Hoje, num diálogo e num telefonema, o filme duma luta de muitas dezenas de anos passou numa sessão contínua de incomodidade ante o regresso da mentalidade policiada dos cidadãos. Um amigo que, sendo reformado, voluntário num trabalho que o apaixonava, é posto de lado, com o argumento de que a sua situação, ilegal (?), pode estar sujeita a denúncia, embora não incomodasse se mudasse de sector - o que não passa dum pretexto persecutório duma mentalidade pidesca que controla pelo medo o funcionalismo público, como se fazia no passado fascista.
Um telefonema, em que um amigo me interroga sobre o passado duma associação, sendo ele presidente da Assembleia Geral, mas mostrando um profundo desconhecimento do cumprimento do cargo que ocupou e da ilegalidade em que a colectividade estatutariamente se encontra, ao ponto de, não ele, honra lhe seja feita, que despertou para o novelo que, sem se aperceber, o envolvia, se tentar branquear o estado a que chegou com alterações de estatutos, como se houvesse por detrás uma mão de poder que desconstruísse os seus objectivos para cumprimento de interesses pessoais.
Felizmente, um terceiro amigo desanuvia-me a cinza do dia, ao enviar-me documentação importantíssima sobre o século XIX, existente nos arquivos da Torre do Tombo e no Ministério das Obras Públicas, que irão fazer parte dum estudo em vias de conclusão, o que melhora o lado negro em que me sentira mergulhar neste quotidiano de miséria moral onde um treinador da selecção nacional consta ganhar 100 mil euros ante a cumplicidade geral dum país e dum povo que só sabe cantar o hino nacional nos campos de futebol.
De há vinte anos para cá vi desaparecer as estruturas económicas, sociais, dum concelho, pelas quais, com outros, me bati, a troco dum empreendorismo que encheu muitos bolsos e dum povo que, centenariamente analfabeto e de memória curta, continuou a ladaínha do servilismo, do desenrasca oportunista e da resignação, ante o recuo das conquistas democráticas que os partidos do bloco central transformaram em dádivas misericordiosas e bem descriminadas consoante o grau de sujeição.

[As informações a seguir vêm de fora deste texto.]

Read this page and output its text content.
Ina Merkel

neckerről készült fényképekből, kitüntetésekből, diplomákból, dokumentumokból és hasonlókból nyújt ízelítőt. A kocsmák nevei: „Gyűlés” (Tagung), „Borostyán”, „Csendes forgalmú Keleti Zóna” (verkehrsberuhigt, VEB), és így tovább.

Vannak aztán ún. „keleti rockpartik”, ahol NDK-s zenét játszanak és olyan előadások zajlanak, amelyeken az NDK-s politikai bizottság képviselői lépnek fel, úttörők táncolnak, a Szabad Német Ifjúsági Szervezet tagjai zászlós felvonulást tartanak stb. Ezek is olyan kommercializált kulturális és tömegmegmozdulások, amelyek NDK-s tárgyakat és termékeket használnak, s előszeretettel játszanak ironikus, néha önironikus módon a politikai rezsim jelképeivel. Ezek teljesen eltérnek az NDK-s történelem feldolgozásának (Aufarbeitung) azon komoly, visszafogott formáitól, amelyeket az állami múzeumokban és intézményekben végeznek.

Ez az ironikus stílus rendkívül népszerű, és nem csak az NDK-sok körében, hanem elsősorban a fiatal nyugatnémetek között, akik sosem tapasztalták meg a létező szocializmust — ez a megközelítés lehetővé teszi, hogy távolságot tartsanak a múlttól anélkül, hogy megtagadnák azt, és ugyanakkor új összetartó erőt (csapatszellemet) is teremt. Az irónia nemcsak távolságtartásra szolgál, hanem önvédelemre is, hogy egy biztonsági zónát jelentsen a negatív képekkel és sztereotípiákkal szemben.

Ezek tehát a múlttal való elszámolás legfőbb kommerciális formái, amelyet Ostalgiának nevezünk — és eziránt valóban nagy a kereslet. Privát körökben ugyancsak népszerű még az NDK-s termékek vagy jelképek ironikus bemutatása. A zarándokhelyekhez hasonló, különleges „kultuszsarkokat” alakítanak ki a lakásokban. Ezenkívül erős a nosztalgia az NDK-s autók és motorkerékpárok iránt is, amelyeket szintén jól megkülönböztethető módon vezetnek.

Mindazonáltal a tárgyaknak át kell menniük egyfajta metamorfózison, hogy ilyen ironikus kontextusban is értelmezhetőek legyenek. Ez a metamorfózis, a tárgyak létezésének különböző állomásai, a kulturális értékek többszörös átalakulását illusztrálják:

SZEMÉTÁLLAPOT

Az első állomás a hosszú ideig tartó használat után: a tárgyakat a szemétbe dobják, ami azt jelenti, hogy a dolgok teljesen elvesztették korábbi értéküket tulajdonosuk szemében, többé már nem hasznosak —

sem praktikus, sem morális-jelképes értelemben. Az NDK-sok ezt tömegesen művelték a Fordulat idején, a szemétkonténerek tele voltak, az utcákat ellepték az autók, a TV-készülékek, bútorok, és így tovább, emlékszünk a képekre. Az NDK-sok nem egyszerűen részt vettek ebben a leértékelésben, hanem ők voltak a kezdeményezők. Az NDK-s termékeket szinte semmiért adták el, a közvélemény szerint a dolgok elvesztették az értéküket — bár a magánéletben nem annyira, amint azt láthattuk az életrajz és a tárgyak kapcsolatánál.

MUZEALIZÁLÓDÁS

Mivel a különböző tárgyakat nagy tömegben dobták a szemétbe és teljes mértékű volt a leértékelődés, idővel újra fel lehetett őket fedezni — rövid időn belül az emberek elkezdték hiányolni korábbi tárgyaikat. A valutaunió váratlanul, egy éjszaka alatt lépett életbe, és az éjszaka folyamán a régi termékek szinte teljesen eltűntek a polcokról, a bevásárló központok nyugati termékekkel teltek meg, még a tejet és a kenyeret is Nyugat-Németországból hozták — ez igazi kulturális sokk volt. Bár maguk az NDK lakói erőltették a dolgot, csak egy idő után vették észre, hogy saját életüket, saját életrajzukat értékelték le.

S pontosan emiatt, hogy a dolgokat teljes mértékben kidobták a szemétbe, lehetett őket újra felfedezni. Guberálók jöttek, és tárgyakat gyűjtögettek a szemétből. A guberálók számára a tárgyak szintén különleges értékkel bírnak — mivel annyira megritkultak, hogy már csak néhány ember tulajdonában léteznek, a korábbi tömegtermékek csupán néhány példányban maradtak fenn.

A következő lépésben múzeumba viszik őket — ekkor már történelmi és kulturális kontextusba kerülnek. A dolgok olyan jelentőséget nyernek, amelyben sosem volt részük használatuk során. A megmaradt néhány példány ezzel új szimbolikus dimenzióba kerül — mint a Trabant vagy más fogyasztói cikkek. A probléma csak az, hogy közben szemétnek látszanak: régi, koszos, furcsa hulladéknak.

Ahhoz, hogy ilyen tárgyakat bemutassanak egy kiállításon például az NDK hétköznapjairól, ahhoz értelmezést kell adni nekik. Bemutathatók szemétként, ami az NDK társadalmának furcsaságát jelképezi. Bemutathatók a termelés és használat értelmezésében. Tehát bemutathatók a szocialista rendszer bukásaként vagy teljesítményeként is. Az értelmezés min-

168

Vi morrer amigos, desistir outros, ante a lavagem diária das dúvidas possíveis pelos meios mais desprezíveis e nefastos, como os concursos e as telenovelas, o futebol, o fado e a manipulação informativa sem nenhuma seriedade crítica.
Admirei os que continuaram, mesmo com a incógnita, a dúvida, o pessimismo, a roer-lhes a esperança com a mão dura do tempo sobre os ombros fragilizados.
Vi transformar sonhos em pesadelos, pombas brancas simbólicas de Picasso em destruições de vidas humanas, usar e abusar dos outros com o privilégio que o poder consente e a justiça prescreve, morrer em hospitais por falta de atendimento a tempo, de fome por desprezo social, de suicídio como último refúgio duma dignidade humana ofendida.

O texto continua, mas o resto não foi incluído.